Myrha, la Goutte d’Or, Aubervilliers, Poissonniers, Flandre, les Orgues, Tanger, Château Rouge, Barbès… Pas besoin de dire « rue », les noms seuls suffisent, et le voyage qui vient avec. Un voyage pas toujours souhaité. Un mariage arrangé, monnayé. Une histoire présente.

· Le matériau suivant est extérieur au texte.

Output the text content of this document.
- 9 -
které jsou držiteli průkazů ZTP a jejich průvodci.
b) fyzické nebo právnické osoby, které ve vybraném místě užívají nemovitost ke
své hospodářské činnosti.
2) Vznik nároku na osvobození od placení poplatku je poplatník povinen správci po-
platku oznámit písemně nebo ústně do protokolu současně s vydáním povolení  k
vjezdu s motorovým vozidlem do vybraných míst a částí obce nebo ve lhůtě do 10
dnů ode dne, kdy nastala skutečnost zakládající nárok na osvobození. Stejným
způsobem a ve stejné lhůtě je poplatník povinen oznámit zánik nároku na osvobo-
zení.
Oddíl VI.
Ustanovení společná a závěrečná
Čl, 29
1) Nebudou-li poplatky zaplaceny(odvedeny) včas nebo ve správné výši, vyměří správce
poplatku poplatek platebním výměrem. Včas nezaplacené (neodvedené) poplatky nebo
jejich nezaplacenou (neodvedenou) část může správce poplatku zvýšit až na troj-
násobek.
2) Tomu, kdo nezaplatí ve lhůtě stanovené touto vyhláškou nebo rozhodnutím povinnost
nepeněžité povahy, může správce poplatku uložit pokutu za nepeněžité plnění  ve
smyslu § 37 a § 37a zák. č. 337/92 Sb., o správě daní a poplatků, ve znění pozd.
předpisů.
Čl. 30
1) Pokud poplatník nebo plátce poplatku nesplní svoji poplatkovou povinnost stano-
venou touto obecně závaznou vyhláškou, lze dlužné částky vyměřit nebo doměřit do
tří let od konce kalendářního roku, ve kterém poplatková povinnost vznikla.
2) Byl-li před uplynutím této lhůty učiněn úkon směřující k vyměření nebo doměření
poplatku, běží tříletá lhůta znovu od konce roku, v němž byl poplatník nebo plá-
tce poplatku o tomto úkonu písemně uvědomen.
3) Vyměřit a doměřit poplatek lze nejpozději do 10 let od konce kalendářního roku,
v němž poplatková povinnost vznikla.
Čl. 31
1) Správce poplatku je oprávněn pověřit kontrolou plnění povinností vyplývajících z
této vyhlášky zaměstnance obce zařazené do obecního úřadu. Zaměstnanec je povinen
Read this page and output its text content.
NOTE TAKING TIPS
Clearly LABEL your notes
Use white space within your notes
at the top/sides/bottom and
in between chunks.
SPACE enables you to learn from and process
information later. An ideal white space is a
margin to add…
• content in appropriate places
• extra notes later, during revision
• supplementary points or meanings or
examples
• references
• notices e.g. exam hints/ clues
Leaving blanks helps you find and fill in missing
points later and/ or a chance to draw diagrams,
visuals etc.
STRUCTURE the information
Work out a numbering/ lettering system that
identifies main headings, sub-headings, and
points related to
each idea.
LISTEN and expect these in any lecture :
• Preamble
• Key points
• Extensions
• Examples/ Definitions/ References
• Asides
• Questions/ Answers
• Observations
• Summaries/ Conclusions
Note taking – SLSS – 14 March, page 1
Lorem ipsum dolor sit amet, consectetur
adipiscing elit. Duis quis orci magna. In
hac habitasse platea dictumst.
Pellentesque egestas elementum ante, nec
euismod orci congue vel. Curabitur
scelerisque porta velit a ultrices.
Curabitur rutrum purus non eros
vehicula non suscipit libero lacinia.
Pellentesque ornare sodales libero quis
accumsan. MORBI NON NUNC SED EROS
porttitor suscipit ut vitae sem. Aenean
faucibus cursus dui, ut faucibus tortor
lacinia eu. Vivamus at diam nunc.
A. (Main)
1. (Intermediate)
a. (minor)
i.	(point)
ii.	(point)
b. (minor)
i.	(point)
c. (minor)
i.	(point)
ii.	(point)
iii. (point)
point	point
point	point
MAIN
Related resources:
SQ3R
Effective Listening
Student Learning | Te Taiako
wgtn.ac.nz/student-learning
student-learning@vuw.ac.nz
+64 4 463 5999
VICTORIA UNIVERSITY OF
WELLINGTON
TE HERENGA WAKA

Le roman de Dominique Dupart est surtout un voyage dans les sons, dans la musique, chanson enregistrée au Caire et traduite ici par un de ses personnages, Choucri (Les Cils de Tes Yeux Sont Des Epées Recourbées Contre Mon Cœur), et Masada ou Archery de John Zorn. On entend ces musiques dans la façon même d’écrire de l’auteur, des pauses, des ondulations. C’est l’épaisseur de la vie même, une vie dangereuse mais parce qu’elle est amoureuse, une vie colorée de sons qui franchissent les paliers des immeubles, la porte de la salle de bain. Ce sont des coups frappés, des vêtements froissés, des attentions soudaines (« un café, la seule, la vraie boisson de Paris, la moins chère, qui offre l’asile pour pas cher dans un lieu avec des tables, des chaises, des toilettes »), un Paris qu’on ne connaît qu’en y vivant au 57 ou à un autre numéro, accueillant avec ses vitrines, ses fruits, les « maïs chauds », et un Paris où « tout le monde est prêt à fuir ».
Le récit s’accompagne de la musique de John Zorn, enregistrement au Tonic, à New York, musique de la ville, qui monte jusqu’à l’appartement, ouvre le quartier « des Arabes, des Noirs et des Juifs », y fait se rencontrer le monde et sa violence et ses espoirs.